George and Florence Meyer Blumenthal purchased the patio in 1913 and initially used it as a centerpiece for their private house on Park Avenue in Manhattan. It remained there until he gifted the patio to the Metropolitan Museum of Art on the year of his death (1941), also during his tenure as president of the museum. In 1945, the patio was removed and shipped in blocks to the Met; Blumenthal's house was subsequently razed. The patio was moved into museum storage and remained there until around 1963. At that time, Olga Raggio undertook a five-year research study of the patio, and reconstructed and installed it in the museum in 1964. During the reconstruction, Raggio had two arches and other more modern elements from Blumenthal's ownership removed.

The patio now serves as the entrance of the museum's Thomas J. Watson Library and to showcase the museum's Italian Renaissance statues.

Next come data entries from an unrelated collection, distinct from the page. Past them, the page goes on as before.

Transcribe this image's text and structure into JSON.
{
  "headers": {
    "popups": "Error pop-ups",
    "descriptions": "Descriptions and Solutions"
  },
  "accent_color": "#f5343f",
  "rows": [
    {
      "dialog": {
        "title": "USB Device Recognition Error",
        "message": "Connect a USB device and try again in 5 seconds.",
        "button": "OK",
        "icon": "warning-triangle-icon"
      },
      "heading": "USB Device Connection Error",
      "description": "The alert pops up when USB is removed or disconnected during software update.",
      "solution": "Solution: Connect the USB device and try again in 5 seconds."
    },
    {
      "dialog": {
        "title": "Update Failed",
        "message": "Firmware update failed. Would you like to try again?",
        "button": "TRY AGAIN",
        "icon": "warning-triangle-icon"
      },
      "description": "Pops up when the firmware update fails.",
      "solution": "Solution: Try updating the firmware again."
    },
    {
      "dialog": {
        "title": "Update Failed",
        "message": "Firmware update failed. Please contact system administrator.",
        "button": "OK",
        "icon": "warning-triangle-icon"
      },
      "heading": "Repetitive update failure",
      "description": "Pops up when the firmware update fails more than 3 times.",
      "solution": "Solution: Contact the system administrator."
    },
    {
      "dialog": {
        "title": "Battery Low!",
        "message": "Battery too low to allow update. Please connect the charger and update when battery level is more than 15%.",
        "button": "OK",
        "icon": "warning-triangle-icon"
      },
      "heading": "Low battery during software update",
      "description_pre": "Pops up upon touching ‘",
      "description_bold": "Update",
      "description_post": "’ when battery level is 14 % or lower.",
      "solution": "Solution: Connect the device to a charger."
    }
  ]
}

From 1997 to May 2000, the patio was closed for refurbishment, where the carvings were cleaned, extra lighting was installed, and a new floor, also of white Macael marble, was put in. The floor closely matches the original floor of the patio, and was produced in the same quarry as the stone of the patio.

The Flemish tapestry The Triumph of Fame hangs on the patio's east wall. Upon the museum's acquisition of the tapestry, it held two temporary exhibitions simultaneously within the patio, beginning on May 12, 2000. "The Forgotten Friezes from the Castle of Vélez Blanco" displayed six of ten 20-foot-long reliefs from the same castle, which were discovered at the Musée des Arts Décoratifs in Paris in 1992; the exhibit ran until February 2, 2003. The other exhibit, "Sculpture and Decorative Arts of the Spanish Renaissance", displayed 65 Spanish Renaissance sculptures and objects and ran until December 31, 2002.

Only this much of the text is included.